Department of Pediatrics, School of Medicine, West Virginia University, Morgantown, West Virginia, United States.
West Virginia Clinical and Translational Science Institute, West Virginia University, Morgantown, West Virginia, United States.
Appl Clin Inform. 2021 Jan;12(1):10-16. doi: 10.1055/s-0040-1721012. Epub 2021 Jan 6.
The United States, and especially West Virginia, have a tremendous burden of coronary artery disease (CAD). Undiagnosed familial hypercholesterolemia (FH) is an important factor for CAD in the U.S. Identification of a CAD phenotype is an initial step to find families with FH.
We hypothesized that a CAD phenotype detection algorithm that uses discrete data elements from electronic health records (EHRs) can be validated from EHR information housed in a data repository.
We developed an algorithm to detect a CAD phenotype which searched through discrete data elements, such as diagnosis, problem lists, medical history, billing, and procedure (International Classification of Diseases [ICD]-9/10 and Current Procedural Terminology [CPT]) codes. The algorithm was applied to two cohorts of 500 patients, each with varying characteristics. The second (younger) cohort consisted of parents from a school child screening program.
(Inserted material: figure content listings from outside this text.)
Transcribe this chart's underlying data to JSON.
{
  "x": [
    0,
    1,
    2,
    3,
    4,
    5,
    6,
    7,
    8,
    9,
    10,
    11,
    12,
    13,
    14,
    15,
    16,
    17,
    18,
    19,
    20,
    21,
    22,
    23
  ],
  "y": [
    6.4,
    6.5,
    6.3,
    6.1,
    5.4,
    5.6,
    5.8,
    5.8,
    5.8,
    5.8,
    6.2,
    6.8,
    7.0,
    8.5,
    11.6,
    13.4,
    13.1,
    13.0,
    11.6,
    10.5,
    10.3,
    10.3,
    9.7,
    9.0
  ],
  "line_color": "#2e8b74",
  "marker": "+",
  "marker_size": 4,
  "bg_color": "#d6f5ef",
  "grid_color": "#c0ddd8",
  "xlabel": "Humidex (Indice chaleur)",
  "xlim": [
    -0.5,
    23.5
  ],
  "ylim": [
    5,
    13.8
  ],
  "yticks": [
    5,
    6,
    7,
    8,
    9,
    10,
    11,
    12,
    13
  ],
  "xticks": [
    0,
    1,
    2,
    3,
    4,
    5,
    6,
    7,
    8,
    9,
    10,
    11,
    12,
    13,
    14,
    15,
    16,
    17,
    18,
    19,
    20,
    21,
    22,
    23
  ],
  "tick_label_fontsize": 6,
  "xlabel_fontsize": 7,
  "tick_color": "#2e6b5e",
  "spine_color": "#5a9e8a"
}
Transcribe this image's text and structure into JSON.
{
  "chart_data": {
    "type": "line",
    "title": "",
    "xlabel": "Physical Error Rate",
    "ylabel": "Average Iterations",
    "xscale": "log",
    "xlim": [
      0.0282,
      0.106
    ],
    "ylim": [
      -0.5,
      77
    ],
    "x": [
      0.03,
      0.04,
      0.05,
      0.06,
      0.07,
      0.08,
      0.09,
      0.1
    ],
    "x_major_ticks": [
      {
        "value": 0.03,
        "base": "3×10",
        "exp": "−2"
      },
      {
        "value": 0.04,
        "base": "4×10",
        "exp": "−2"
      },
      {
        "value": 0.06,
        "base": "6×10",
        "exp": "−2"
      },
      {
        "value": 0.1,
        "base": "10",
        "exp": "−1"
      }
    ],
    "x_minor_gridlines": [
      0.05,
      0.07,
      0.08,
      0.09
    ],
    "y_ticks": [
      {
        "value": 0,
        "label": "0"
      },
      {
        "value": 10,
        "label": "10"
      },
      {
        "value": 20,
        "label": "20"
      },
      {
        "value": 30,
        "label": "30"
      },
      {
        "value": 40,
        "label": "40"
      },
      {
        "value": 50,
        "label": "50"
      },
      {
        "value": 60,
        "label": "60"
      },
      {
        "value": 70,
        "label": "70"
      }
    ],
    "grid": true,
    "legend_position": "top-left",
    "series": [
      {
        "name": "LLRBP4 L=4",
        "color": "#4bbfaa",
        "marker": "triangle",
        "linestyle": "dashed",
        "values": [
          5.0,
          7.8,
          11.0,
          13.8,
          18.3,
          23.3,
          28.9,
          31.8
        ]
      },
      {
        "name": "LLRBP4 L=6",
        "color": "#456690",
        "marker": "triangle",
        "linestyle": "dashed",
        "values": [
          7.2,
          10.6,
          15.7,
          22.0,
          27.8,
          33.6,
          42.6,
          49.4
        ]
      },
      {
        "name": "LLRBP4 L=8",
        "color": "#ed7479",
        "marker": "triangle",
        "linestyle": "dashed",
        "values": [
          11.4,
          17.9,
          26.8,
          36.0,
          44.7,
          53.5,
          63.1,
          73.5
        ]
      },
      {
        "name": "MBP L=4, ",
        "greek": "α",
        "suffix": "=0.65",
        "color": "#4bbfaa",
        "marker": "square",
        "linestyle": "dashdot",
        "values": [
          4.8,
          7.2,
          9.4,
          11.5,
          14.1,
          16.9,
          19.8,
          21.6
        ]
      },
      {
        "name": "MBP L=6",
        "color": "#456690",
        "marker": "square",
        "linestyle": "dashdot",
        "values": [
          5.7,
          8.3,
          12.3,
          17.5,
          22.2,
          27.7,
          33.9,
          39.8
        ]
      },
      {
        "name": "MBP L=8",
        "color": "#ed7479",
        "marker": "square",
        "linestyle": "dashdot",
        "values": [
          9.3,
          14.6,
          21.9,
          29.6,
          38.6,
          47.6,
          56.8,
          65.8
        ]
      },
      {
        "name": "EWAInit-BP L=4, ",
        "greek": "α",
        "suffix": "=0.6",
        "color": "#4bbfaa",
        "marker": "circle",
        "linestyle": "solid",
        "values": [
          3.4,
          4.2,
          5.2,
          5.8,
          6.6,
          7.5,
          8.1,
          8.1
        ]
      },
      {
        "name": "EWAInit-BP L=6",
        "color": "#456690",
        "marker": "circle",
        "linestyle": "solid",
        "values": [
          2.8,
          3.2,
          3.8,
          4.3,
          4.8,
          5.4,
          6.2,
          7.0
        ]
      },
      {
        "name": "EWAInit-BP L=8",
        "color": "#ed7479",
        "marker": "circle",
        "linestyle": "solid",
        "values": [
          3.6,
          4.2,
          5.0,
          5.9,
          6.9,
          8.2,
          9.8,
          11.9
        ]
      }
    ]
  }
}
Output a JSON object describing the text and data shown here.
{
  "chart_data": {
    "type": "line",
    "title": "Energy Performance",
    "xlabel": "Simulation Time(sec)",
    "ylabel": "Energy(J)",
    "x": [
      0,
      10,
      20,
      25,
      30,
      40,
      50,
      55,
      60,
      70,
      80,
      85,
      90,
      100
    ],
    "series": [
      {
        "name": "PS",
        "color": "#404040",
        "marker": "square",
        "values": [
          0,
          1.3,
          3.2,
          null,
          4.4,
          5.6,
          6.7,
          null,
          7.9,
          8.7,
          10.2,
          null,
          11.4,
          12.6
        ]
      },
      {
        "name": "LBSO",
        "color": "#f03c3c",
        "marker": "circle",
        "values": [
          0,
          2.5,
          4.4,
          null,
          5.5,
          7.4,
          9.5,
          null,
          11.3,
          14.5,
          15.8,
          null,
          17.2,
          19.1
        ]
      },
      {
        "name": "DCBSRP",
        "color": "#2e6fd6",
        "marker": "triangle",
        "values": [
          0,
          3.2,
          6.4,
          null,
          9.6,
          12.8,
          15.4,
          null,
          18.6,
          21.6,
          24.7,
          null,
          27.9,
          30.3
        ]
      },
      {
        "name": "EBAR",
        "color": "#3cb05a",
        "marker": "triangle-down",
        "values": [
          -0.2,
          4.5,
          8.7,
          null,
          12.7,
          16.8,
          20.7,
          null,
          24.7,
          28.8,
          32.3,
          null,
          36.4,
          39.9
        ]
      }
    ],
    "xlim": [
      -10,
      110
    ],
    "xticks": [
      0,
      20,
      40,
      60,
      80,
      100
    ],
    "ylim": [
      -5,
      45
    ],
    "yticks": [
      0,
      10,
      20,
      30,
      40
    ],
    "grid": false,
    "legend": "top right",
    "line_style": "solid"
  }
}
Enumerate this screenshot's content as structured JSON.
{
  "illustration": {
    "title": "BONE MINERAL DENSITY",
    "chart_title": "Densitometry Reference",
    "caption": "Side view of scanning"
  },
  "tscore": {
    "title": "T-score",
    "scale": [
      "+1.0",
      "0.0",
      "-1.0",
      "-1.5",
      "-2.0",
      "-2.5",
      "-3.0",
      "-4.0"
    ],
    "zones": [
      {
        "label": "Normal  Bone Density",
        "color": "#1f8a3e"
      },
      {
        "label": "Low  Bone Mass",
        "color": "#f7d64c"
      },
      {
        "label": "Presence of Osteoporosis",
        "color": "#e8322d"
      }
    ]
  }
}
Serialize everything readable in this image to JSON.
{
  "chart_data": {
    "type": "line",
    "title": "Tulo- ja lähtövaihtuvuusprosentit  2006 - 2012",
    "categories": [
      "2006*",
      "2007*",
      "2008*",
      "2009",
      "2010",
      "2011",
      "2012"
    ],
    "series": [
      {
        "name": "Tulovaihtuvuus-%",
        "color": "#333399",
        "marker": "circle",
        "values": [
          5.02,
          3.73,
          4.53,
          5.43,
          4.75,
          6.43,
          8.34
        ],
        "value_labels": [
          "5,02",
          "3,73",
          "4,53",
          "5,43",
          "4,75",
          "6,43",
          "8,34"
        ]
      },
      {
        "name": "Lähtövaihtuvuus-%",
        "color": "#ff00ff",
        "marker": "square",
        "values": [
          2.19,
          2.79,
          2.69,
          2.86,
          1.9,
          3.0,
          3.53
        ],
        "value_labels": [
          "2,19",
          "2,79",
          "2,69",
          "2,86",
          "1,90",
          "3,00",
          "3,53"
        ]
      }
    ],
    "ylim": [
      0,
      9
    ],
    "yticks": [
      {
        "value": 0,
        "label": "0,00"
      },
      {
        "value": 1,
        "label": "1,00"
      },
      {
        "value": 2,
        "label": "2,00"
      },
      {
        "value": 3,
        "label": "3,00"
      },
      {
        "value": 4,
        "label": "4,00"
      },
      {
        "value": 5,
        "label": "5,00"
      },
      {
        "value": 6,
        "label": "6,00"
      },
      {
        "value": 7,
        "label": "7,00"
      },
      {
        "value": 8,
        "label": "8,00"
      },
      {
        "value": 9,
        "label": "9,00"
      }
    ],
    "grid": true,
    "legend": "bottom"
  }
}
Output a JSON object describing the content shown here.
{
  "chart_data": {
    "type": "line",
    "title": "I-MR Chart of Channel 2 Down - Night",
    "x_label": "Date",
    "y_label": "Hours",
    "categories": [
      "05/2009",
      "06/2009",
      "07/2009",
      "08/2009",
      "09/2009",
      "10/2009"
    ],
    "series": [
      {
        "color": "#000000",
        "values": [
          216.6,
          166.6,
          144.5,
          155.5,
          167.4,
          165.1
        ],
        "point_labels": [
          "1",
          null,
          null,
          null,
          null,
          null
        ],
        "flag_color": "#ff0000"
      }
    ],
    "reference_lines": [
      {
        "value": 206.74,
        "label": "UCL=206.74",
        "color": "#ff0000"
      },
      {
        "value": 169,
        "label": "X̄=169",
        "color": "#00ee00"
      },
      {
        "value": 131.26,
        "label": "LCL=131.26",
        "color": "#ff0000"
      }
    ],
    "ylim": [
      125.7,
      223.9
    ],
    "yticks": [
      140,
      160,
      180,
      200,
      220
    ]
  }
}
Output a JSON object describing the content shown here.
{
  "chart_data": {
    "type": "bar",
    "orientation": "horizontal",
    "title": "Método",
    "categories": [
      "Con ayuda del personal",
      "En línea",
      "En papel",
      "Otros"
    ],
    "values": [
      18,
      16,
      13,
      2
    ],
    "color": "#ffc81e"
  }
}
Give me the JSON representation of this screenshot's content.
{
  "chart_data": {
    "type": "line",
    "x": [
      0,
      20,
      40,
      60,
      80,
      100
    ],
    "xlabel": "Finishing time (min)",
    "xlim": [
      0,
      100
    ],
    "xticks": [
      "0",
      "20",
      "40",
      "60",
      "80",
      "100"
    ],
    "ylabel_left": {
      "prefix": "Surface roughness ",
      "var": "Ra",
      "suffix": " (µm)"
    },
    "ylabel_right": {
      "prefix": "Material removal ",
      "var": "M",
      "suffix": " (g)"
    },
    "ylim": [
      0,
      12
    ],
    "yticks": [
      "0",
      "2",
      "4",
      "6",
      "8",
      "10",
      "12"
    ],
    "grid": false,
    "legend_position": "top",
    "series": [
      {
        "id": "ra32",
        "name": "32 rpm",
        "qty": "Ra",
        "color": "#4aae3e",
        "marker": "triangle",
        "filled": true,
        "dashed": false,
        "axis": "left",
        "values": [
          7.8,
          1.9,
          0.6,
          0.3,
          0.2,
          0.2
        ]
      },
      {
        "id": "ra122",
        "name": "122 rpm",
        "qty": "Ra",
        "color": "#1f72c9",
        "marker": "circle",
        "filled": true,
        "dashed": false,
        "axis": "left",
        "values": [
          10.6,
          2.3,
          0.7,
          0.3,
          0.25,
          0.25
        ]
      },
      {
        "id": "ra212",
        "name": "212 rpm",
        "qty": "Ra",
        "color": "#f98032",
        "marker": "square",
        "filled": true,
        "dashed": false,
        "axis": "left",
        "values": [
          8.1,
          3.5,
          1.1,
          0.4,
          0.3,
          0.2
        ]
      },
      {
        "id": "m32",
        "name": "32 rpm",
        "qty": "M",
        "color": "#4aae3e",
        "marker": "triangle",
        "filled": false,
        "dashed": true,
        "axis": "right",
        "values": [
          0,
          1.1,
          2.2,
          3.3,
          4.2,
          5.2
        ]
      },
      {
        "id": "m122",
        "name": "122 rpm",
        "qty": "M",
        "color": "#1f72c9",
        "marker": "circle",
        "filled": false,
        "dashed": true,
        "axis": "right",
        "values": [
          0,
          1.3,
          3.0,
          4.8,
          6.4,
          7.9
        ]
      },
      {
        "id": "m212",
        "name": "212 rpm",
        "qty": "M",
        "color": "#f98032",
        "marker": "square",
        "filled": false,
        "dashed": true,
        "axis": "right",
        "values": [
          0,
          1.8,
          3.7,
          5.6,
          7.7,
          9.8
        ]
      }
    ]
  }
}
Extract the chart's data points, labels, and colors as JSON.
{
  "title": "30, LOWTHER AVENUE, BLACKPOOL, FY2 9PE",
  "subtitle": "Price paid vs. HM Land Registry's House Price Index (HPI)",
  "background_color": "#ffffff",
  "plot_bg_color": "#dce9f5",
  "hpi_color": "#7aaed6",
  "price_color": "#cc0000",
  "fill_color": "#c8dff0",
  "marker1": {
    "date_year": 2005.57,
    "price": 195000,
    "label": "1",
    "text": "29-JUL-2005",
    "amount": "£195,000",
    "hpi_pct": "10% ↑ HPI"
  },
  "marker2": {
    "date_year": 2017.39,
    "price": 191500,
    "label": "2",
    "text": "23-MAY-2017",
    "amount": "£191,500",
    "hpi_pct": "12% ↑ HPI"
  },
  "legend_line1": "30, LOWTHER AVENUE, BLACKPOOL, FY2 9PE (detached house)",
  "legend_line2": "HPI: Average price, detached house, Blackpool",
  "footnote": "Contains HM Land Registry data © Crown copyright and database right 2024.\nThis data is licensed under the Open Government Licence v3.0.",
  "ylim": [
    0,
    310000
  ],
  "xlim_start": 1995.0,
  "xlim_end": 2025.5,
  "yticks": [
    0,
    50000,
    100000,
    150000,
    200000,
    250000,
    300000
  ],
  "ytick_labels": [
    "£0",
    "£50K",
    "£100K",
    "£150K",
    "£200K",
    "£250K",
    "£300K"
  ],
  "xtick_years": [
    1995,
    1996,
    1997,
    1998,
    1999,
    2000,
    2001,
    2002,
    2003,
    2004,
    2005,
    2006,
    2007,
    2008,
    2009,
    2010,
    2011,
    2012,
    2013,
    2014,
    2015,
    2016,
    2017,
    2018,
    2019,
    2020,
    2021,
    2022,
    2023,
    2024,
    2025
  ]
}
We then determined which patients had CAD by systematic, blinded review of EHRs. Following this, we revised the algorithm by refining the acceptable diagnoses and procedures. We ran the second algorithm on the same cohorts and determined the accuracy of the modification.
CAD phenotype Algorithm I was 89.6% accurate, 94.6% sensitive, and 85.6% specific for group 1. After revising the algorithm (denoted CAD Algorithm II) and applying it to the same groups 1 and 2, sensitivity 98.2%, specificity 87.8%, and accuracy 92.4; accuracy 93% for group 2. Group 1 F1 score was 92.4%. Specific ICD-10 and CPT codes such as "coronary angiography through a vein graft" were more useful than generic terms.
We have created an algorithm, CAD Algorithm II, that detects CAD on a large scale with high accuracy and sensitivity (recall). It has proven useful among varied patient populations. Use of this algorithm can extend to monitor a registry of patients in an EHR and/or to identify a group such as those with likely FH.
美国,尤其是西弗吉尼亚州,患有冠状动脉疾病(CAD)的人数众多。未确诊的家族性高胆固醇血症(FH)是美国 CAD 的一个重要因素。确定 CAD 表型是发现 FH 家族的第一步。
我们假设一种使用电子健康记录(EHR)中的离散数据元素的 CAD 表型检测算法可以从存储在数据存储库中的 EHR 信息中得到验证。
我们开发了一种用于检测 CAD 表型的算法,该算法通过搜索离散数据元素(如诊断、问题列表、病史、计费和程序(国际疾病分类[ICD]-9/10 和当前程序术语[CPT])代码)。该算法应用于两个特征不同的 500 名患者队列。第二个(年轻)队列由学校儿童筛查计划的父母组成。然后,我们通过对 EHR 进行系统的、盲目的审查来确定哪些患者患有 CAD。在此之后,我们通过细化可接受的诊断和程序来修改算法。我们在相同的队列上运行第二个算法,并确定修改的准确性。
CAD 表型算法 I 对第 1 组的准确率为 89.6%,敏感性为 94.6%,特异性为 85.6%。修改算法(称为 CAD 算法 II)并将其应用于相同的第 1 组和第 2 组后,敏感性为 98.2%,特异性为 87.8%,准确率为 92.4%;第 2 组的准确率为 93%。特定的 ICD-10 和 CPT 代码,如“通过静脉移植物进行冠状动脉造影”,比通用术语更有用。
我们创建了一种算法,CAD 算法 II,它可以高精度和高灵敏度(召回率)大规模检测 CAD。它已被证明在各种患者群体中都很有用。该算法的使用可以扩展到监测 EHR 中的患者注册表,和/或识别可能患有 FH 的人群。